Xue notices the shocked look on my face. “Welcome to the aisle of scary preserved things,” she says.

Stacked on wooden shelves in a corner of the grocery store are glass jars with strange things sealed inside. Picture a mad scientist’s lab. There are fuzzy things. Prickly things. Gelatinous things. Moldy things. Things that go bump in the night. There are things with bodies missing a head. Other things have a head but no body. There are things that can only be described as things.

But all these things have one thing in common: They’re edible.

“What are these…things?” I ask.

Xue says they’re what you get when you breed an elephant with a rhino.

Music plays softly in the background. Not the kind you hear in kung-fu films, but not not like that either. Because the labels are written in Chinese we have to guess what’s inside from the pictures. We invent a game called “Mystery Shopping.”

We search the entire store but are unable to find thousand-year eggs. The staff smokes and reads newspapers and generally ignores us.

“Why don’t you ask an employee?” I say.

Under her breath, Xue replies, “Are you kidding? They’ll laugh at me.”

I can’t understand why. Isn’t this their job?

“It’s because I’m Chinese but not Chinese,” she says.

“Then I’ll ask.”

“Don’t take it personally if you get the same result,” she says.

I approach an elderly man stocking cans. I ask him where I can find thousand-year eggs. He repeats what I’ve said, pronouncing every syllable like he’s speaking them for the first time, then throws back his head and laughs.
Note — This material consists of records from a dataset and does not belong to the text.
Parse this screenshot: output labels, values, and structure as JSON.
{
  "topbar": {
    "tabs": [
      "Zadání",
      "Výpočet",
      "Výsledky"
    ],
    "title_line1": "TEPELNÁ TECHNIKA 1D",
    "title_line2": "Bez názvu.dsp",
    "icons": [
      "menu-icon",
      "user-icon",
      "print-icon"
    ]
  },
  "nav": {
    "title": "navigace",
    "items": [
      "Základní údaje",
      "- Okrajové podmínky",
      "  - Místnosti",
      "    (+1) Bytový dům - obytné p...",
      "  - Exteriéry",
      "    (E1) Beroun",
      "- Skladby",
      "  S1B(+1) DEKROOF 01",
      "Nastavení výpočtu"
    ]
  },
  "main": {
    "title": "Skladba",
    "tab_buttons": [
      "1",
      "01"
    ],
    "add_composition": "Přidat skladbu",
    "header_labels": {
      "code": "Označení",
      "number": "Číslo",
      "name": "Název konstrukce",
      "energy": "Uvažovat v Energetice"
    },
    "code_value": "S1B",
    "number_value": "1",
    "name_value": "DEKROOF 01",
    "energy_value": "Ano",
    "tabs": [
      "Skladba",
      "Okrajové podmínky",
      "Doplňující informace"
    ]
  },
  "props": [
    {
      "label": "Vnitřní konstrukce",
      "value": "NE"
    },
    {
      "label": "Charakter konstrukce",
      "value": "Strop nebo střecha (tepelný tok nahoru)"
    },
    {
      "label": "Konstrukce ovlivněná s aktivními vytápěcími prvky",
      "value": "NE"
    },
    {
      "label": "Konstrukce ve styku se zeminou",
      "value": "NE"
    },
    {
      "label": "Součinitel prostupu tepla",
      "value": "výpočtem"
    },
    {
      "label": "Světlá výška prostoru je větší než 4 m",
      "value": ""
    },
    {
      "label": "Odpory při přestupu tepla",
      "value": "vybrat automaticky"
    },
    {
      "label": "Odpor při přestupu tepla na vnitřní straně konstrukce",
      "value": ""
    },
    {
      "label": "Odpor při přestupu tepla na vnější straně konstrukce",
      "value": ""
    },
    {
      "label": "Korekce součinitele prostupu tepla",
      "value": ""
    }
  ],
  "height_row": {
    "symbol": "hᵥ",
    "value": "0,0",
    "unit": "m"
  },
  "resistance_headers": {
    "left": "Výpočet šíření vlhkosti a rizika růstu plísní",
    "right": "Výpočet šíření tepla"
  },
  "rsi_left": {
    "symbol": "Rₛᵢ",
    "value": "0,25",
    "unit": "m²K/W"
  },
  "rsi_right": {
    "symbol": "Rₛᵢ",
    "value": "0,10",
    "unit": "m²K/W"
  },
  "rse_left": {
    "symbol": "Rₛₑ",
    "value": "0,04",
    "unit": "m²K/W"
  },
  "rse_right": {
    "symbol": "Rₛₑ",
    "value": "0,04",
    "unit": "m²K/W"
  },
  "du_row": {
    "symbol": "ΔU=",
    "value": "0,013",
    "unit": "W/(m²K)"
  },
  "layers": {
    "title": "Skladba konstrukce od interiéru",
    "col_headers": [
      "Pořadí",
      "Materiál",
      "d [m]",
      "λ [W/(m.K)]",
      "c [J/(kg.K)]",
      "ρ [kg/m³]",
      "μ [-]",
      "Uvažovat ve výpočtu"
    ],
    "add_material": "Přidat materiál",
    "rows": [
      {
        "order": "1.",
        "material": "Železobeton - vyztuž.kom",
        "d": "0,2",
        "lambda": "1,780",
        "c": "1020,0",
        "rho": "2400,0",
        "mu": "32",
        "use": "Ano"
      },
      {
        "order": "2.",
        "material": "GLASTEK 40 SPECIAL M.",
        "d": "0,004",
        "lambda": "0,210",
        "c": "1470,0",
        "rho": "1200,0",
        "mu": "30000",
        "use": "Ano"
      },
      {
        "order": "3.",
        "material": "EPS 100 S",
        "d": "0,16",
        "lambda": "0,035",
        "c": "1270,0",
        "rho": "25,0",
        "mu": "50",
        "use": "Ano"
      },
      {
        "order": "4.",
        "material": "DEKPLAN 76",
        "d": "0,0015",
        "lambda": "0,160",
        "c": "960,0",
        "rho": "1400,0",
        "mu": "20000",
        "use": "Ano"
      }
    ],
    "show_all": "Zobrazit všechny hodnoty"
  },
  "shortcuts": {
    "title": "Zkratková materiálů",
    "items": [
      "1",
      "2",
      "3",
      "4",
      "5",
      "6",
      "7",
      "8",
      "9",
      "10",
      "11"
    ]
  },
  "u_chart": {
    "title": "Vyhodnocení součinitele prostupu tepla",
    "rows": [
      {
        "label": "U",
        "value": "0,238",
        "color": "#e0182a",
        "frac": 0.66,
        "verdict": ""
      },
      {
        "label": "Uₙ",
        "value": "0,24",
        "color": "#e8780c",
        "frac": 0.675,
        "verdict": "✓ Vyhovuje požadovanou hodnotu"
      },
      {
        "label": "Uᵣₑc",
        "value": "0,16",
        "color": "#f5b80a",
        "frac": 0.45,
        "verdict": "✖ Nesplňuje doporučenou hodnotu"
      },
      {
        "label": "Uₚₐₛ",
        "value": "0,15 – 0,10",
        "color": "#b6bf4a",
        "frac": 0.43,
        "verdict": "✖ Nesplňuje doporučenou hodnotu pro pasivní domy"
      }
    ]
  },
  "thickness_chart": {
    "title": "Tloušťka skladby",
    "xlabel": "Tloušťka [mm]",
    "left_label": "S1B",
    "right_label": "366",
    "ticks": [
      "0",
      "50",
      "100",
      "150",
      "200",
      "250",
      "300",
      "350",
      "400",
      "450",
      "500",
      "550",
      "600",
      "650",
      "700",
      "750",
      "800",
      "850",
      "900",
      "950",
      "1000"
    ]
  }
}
By the time I return, Xue has found the thousand-year eggs and is waiting in line. She smiles at me. “I told you so.”

* * *

Xue wasn’t lying. She’s a total slob. Walk two steps in any direction in her apartment and you’re bound to trip over something. She flings her purse on the sofa amongst the piles of random debris then leads me into the kitchen. She doesn’t apologize for the mess.  

According to Xue, both her parents and ex-husband are antique collectors. You couldn’t touch anything without permission. So when she moved into her own apartment she purposely bought second-hand furniture from second-rate stores. It’s the first time she’s ever felt at home.

My place is neat but spare. I don’t own much because my ex kept most of our belongings after the break-up When I tried to get the stuff back she promised to drop it off. After that she stopped returning my calls.

Xue clears a space on the counter with a sweep of her arm and tears open the box of thousand-year eggs. Arranged inside a plastic tray are six eggs the color and texture of a tire. From the cluttered sink, she pulls a serrated knife and gives it a couple good swipes on her pant leg. She cuts an egg in half. Green yolk that smells like sulfur oozes from the inside. I can’t believe she expects me to eat it. But being with Xue, I never know what to expect.

Picking up the two halves, she tells me a Chinese folk tale. “For thousands of years the universe was like an egg. Inside, chaos slept. Then one day the egg cracked in half and chaos hatched. The upper portion of the shell became the sky, the lower half the earth, and from chaos, life was born.”

Holding the egg up to my mouth, she says, “Now open wide.”